If you can’t remember what it’s like to laugh, if anxiety is your daily companion, if you can’t shut out the thoughts about dying, if sharp objects fascinate and terrify you because you know exactly where you’d hurt yourself with them, if everything is a dull and empty blur – see a doctor. See two or three if you have to. Go to the ER. Tell someone just how bad it is. Plug your ears against the negative labels – depression lies and so do people who think you don’t need help. If you’re worn to the very last frazzled end of your rope, start screaming for help until someone listens and gives you what you need. There is a way out of the swamp. There are medications that will turn the lights back on.

I almost didn’t publish this. Even as I hit “publish” I’m worrying that people I work with will see this, that it will hurt my career. But I’m publishing anyway because in the last two weeks I’ve heard of five more suicides. Please don’t die, dear reader. Stay alive long enough to make one more phone call.

About the campaign:
#HoldOnToTheLight is a blog campaign encompassing blog posts by fantasy and science fiction authors around the world in an effort to raise awareness around treatment for depression, suicide prevention, domestic violence intervention, PTSD initiatives, bullying prevention and other mental health-related issues. We believe fandom should be supportive, welcoming and inclusive, in the long tradition of fandom taking care of its own. We encourage readers and fans to seek the help they or their loved ones need without shame or embarrassment. 

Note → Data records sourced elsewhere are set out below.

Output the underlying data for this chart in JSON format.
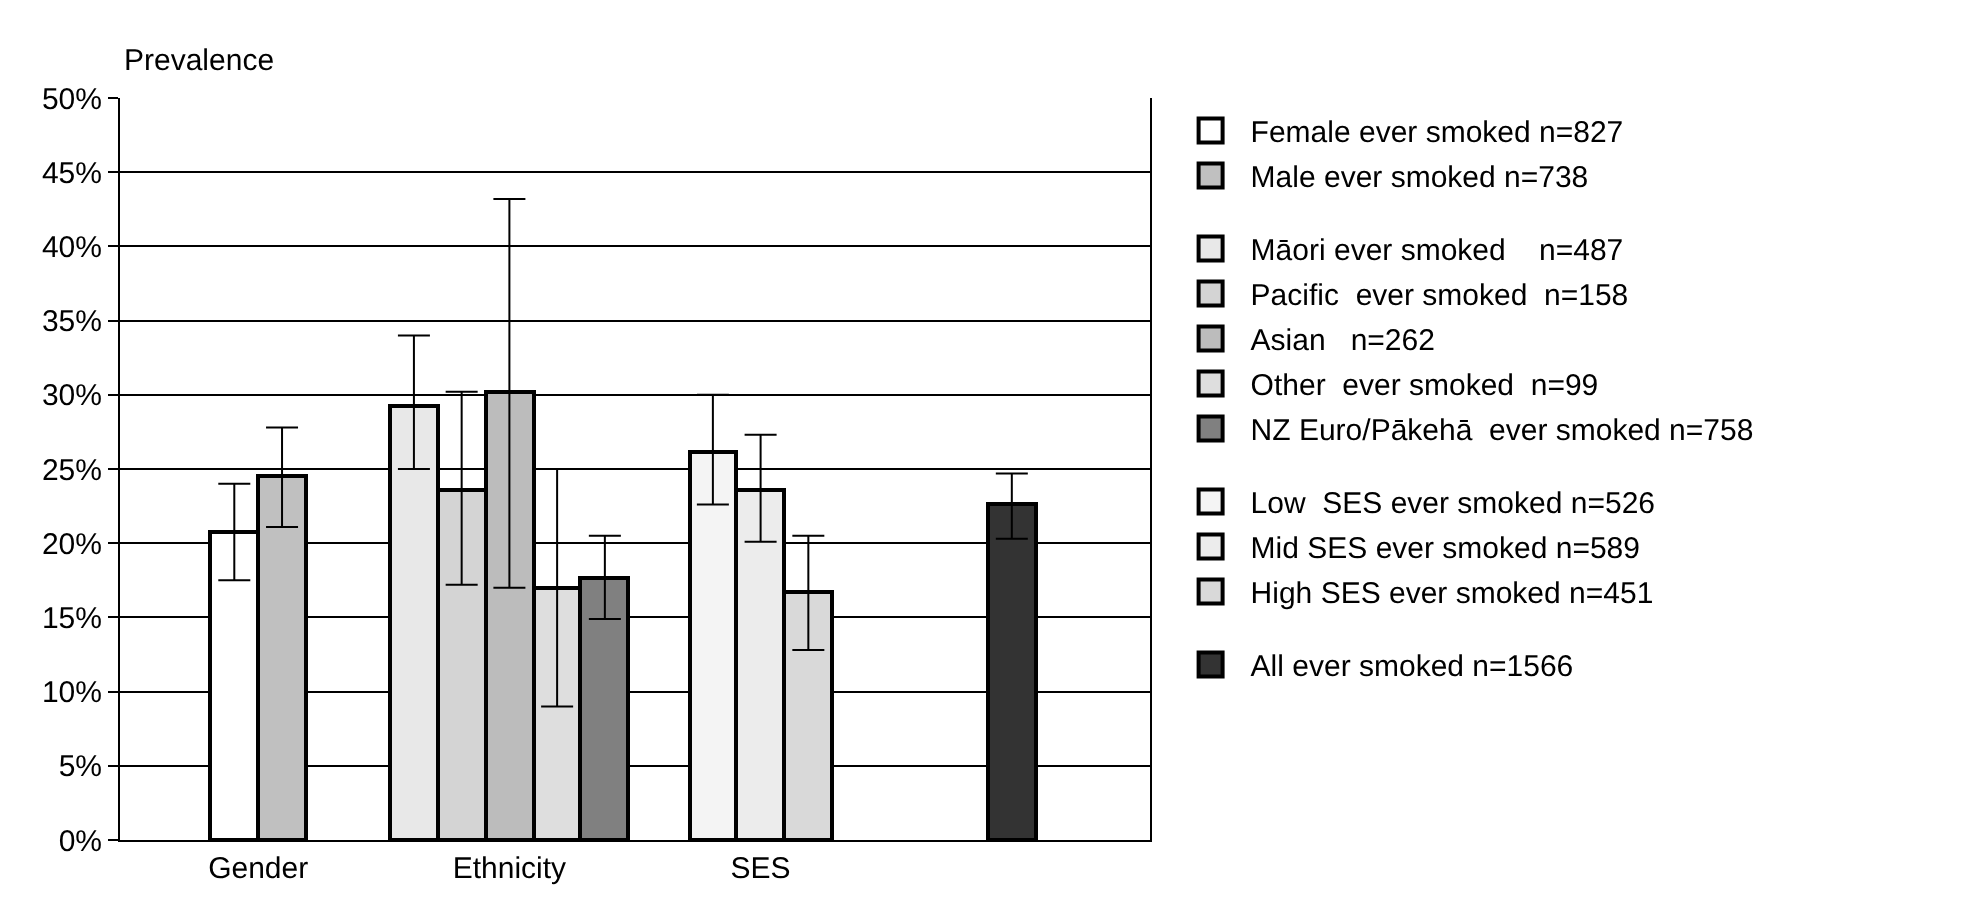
{
  "chart_data": {
    "type": "bar",
    "ylabel": "Prevalence",
    "categories": [
      "Gender",
      "Ethnicity",
      "SES",
      null
    ],
    "ylim": [
      0,
      50
    ],
    "yticks": [
      {
        "value": 0,
        "label": "0%"
      },
      {
        "value": 5,
        "label": "5%"
      },
      {
        "value": 10,
        "label": "10%"
      },
      {
        "value": 15,
        "label": "15%"
      },
      {
        "value": 20,
        "label": "20%"
      },
      {
        "value": 25,
        "label": "25%"
      },
      {
        "value": 30,
        "label": "30%"
      },
      {
        "value": 35,
        "label": "35%"
      },
      {
        "value": 40,
        "label": "40%"
      },
      {
        "value": 45,
        "label": "45%"
      },
      {
        "value": 50,
        "label": "50%"
      }
    ],
    "grid": "y",
    "legend": "right",
    "series": [
      {
        "name": "Female ever smoked n=827",
        "color": "#ffffff",
        "values": [
          20.8,
          null,
          null,
          null
        ],
        "errors": [
          [
            17.5,
            24.0
          ],
          null,
          null,
          null
        ]
      },
      {
        "name": "Male ever smoked n=738",
        "color": "#c0c0c0",
        "values": [
          24.5,
          null,
          null,
          null
        ],
        "errors": [
          [
            21.1,
            27.8
          ],
          null,
          null,
          null
        ]
      },
      {
        "name": "Māori ever smoked    n=487",
        "color": "#e8e8e8",
        "values": [
          null,
          29.3,
          null,
          null
        ],
        "errors": [
          null,
          [
            25.0,
            34.0
          ],
          null,
          null
        ]
      },
      {
        "name": "Pacific  ever smoked  n=158",
        "color": "#d4d4d4",
        "values": [
          null,
          23.6,
          null,
          null
        ],
        "errors": [
          null,
          [
            17.2,
            30.2
          ],
          null,
          null
        ]
      },
      {
        "name": "Asian   n=262",
        "color": "#bcbcbc",
        "values": [
          null,
          30.2,
          null,
          null
        ],
        "errors": [
          null,
          [
            17.0,
            43.2
          ],
          null,
          null
        ]
      },
      {
        "name": "Other  ever smoked  n=99",
        "color": "#dedede",
        "values": [
          null,
          17.0,
          null,
          null
        ],
        "errors": [
          null,
          [
            9.0,
            25.0
          ],
          null,
          null
        ]
      },
      {
        "name": "NZ Euro/Pākehā  ever smoked n=758",
        "color": "#808080",
        "values": [
          null,
          17.7,
          null,
          null
        ],
        "errors": [
          null,
          [
            14.9,
            20.5
          ],
          null,
          null
        ]
      },
      {
        "name": "Low  SES ever smoked n=526",
        "color": "#f4f4f4",
        "values": [
          null,
          null,
          26.2,
          null
        ],
        "errors": [
          null,
          null,
          [
            22.6,
            30.0
          ],
          null
        ]
      },
      {
        "name": "Mid SES ever smoked n=589",
        "color": "#ececec",
        "values": [
          null,
          null,
          23.6,
          null
        ],
        "errors": [
          null,
          null,
          [
            20.1,
            27.3
          ],
          null
        ]
      },
      {
        "name": "High SES ever smoked n=451",
        "color": "#d9d9d9",
        "values": [
          null,
          null,
          16.7,
          null
        ],
        "errors": [
          null,
          null,
          [
            12.8,
            20.5
          ],
          null
        ]
      },
      {
        "name": "All ever smoked n=1566",
        "color": "#333333",
        "values": [
          null,
          null,
          null,
          22.6
        ],
        "errors": [
          null,
          null,
          null,
          [
            20.3,
            24.7
          ]
        ]
      }
    ]
  }
}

Please consider donating to or volunteering for organizations dedicated to treatment and prevention such as: American Foundation for Suicide Prevention, Hope for the Warriors (PTSD), National Alliance on Mental Illness (NAMI), Canadian Mental Health Association, MIND (UK), SANE (UK), BeyondBlue (Australia), To Write Love On Her Arms (TWLOHA) and the National Suicide Prevention Hotline.

To find out more about #HoldOnToTheLight, find a list of participating authors and blog posts, or reach a media contact, go to http://www.HoldOnToTheLight.com and join us on Facebookhttps://www.facebook.com/WeHoldOnToTheLight


  1. THANK YOU for stepping up and posting this. I can't even imagine how hard it was.

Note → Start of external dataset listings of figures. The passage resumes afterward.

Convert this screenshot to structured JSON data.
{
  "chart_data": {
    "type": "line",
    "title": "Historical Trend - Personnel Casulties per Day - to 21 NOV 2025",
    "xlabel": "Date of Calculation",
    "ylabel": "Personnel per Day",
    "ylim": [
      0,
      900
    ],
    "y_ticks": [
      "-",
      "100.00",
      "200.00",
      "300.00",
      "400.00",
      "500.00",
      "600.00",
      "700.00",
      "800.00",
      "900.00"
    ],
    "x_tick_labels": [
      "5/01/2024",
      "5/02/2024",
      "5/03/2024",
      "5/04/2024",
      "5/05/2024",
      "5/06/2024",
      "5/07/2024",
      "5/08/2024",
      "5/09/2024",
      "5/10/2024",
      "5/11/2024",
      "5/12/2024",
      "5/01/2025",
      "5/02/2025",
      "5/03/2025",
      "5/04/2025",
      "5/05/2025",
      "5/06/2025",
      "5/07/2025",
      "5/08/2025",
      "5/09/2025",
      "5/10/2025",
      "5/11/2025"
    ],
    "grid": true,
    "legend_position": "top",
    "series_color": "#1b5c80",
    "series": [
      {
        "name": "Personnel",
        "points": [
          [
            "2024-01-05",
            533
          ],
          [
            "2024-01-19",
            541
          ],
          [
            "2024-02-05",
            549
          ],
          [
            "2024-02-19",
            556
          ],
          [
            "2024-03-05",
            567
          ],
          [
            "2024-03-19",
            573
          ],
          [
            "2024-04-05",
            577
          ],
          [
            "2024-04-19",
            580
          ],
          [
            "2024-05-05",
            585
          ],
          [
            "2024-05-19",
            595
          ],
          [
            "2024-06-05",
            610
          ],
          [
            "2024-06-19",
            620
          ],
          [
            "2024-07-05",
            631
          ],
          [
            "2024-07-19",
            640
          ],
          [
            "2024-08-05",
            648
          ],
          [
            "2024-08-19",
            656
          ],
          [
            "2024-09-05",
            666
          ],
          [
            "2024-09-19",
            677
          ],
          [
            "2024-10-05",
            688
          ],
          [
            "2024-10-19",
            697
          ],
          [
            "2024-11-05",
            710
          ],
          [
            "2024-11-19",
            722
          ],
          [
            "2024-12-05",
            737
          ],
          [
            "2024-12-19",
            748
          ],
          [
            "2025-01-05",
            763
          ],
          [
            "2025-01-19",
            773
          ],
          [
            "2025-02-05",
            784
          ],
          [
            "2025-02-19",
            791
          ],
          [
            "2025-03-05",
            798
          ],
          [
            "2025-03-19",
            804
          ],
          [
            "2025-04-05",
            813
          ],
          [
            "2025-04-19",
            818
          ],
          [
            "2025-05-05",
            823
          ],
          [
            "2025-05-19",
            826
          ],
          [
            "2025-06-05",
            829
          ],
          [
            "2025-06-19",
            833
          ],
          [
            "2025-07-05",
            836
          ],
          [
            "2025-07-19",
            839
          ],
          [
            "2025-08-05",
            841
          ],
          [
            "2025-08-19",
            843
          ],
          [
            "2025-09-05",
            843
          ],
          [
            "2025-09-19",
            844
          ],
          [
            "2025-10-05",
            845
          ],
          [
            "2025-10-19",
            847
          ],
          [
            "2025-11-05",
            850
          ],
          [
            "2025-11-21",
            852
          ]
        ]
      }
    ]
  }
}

    Generic drugs are generally okay, BUT if you need to have a critical blood level of your drug at all times, generic may not work for you. Melanie had some major issues when Carefirst made her go on generic anti-seizure medication.

    1. You're so welcome. And lots and lots of hugs.

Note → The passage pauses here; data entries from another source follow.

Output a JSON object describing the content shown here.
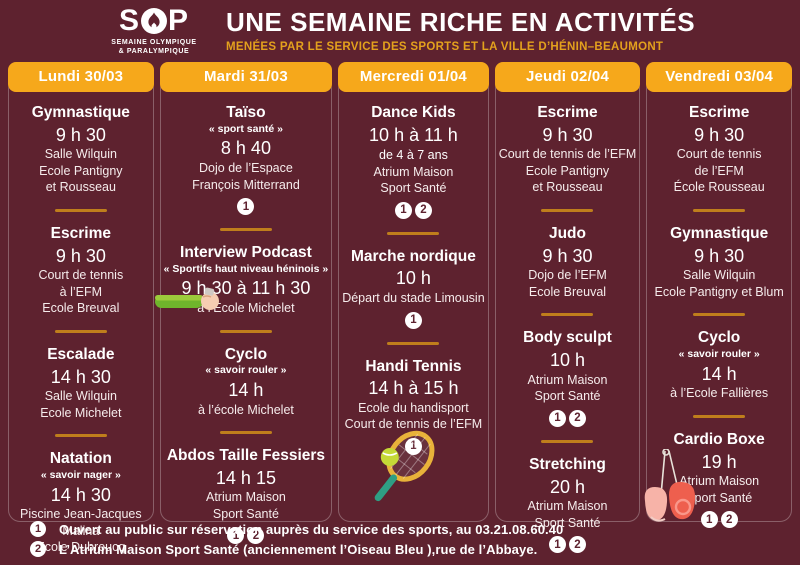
{
  "header": {
    "logo": {
      "acronym_left": "S",
      "acronym_right": "P",
      "flame_icon": "flame-icon",
      "caption_line1": "SEMAINE OLYMPIQUE",
      "caption_line2": "& PARALYMPIQUE"
    },
    "title": "UNE SEMAINE RICHE EN ACTIVITÉS",
    "subtitle": "MENÉES PAR LE SERVICE DES SPORTS ET LA VILLE D’HÉNIN–BEAUMONT"
  },
  "colors": {
    "background": "#5e222f",
    "accent_gold": "#f6a81b",
    "subtitle_gold": "#e3a11d",
    "divider_gold": "#bf7e1c",
    "text_white": "#ffffff"
  },
  "days": [
    {
      "label": "Lundi 30/03",
      "activities": [
        {
          "name": "Gymnastique",
          "time": "9 h 30",
          "location_lines": [
            "Salle Wilquin",
            "Ecole Pantigny",
            "et Rousseau"
          ]
        },
        {
          "name": "Escrime",
          "time": "9 h 30",
          "location_lines": [
            "Court de tennis",
            "à l’EFM",
            "Ecole Breuval"
          ]
        },
        {
          "name": "Escalade",
          "time": "14 h 30",
          "location_lines": [
            "Salle Wilquin",
            "Ecole Michelet"
          ]
        },
        {
          "name": "Natation",
          "subtitle": "« savoir nager »",
          "time": "14 h 30",
          "location_lines": [
            "Piscine Jean-Jacques",
            "Malina",
            "Ecole Dubreucq"
          ]
        }
      ]
    },
    {
      "label": "Mardi 31/03",
      "illustration": "arm-icon",
      "activities": [
        {
          "name": "Taïso",
          "subtitle": "« sport santé »",
          "time": "8 h 40",
          "location_lines": [
            "Dojo de l’Espace",
            "François Mitterrand"
          ],
          "badges": [
            "1"
          ]
        },
        {
          "name": "Interview Podcast",
          "subtitle": "« Sportifs haut niveau héninois »",
          "time": "9 h 30 à 11 h 30",
          "location_lines": [
            "à l’Ecole Michelet"
          ]
        },
        {
          "name": "Cyclo",
          "subtitle": "« savoir rouler »",
          "time": "14 h",
          "location_lines": [
            "à l’école Michelet"
          ]
        },
        {
          "name": "Abdos Taille Fessiers",
          "time": "14 h 15",
          "location_lines": [
            "Atrium Maison",
            "Sport Santé"
          ],
          "badges": [
            "1",
            "2"
          ]
        }
      ]
    },
    {
      "label": "Mercredi 01/04",
      "illustration": "tennis-racket-icon",
      "activities": [
        {
          "name": "Dance Kids",
          "time": "10 h à 11 h",
          "age_note": "de 4 à 7 ans",
          "location_lines": [
            "Atrium Maison",
            "Sport Santé"
          ],
          "badges": [
            "1",
            "2"
          ]
        },
        {
          "name": "Marche nordique",
          "time": "10 h",
          "location_lines": [
            "Départ du stade Limousin"
          ],
          "badges": [
            "1"
          ]
        },
        {
          "name": "Handi Tennis",
          "time": "14 h à 15 h",
          "location_lines": [
            "Ecole du handisport",
            "Court de tennis de l’EFM"
          ],
          "badges": [
            "1"
          ]
        }
      ]
    },
    {
      "label": "Jeudi 02/04",
      "activities": [
        {
          "name": "Escrime",
          "time": "9 h 30",
          "location_lines": [
            "Court de tennis de l’EFM",
            "Ecole Pantigny",
            "et Rousseau"
          ]
        },
        {
          "name": "Judo",
          "time": "9 h 30",
          "location_lines": [
            "Dojo de l’EFM",
            "Ecole Breuval"
          ]
        },
        {
          "name": "Body sculpt",
          "time": "10 h",
          "location_lines": [
            "Atrium Maison",
            "Sport Santé"
          ],
          "badges": [
            "1",
            "2"
          ]
        },
        {
          "name": "Stretching",
          "time": "20 h",
          "location_lines": [
            "Atrium Maison",
            "Sport Santé"
          ],
          "badges": [
            "1",
            "2"
          ]
        }
      ]
    },
    {
      "label": "Vendredi 03/04",
      "illustration": "boxing-gloves-icon",
      "activities": [
        {
          "name": "Escrime",
          "time": "9 h 30",
          "location_lines": [
            "Court de tennis",
            "de l’EFM",
            "École Rousseau"
          ]
        },
        {
          "name": "Gymnastique",
          "time": "9 h 30",
          "location_lines": [
            "Salle Wilquin",
            "Ecole Pantigny et Blum"
          ]
        },
        {
          "name": "Cyclo",
          "subtitle": "« savoir rouler »",
          "time": "14 h",
          "location_lines": [
            "à l’Ecole Fallières"
          ]
        },
        {
          "name": "Cardio Boxe",
          "time": "19 h",
          "location_lines": [
            "Atrium Maison",
            "Sport Santé"
          ],
          "badges": [
            "1",
            "2"
          ]
        }
      ]
    }
  ],
  "footnotes": [
    {
      "num": "1",
      "text": "Ouvert au public sur réservation auprès du service des sports, au 03.21.08.60.40"
    },
    {
      "num": "2",
      "text": "L’Atrium Maison Sport Santé (anciennement l’Oiseau Bleu ),rue de l’Abbaye."
    }
  ]
}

  2. Thank you! I have had several severe depressive episodes. Oddly, it was my 'modern living through better chemistry' that may have saved the use of my foot. Now I'm on 3 X the dosage I was on for depression, but I'll tell you, I'm not usually very depressed.

    1. Hi Mud! I'm so glad you were able to get a med that helped and that it helped your foot too. I know that's been a huge problem for a long time now.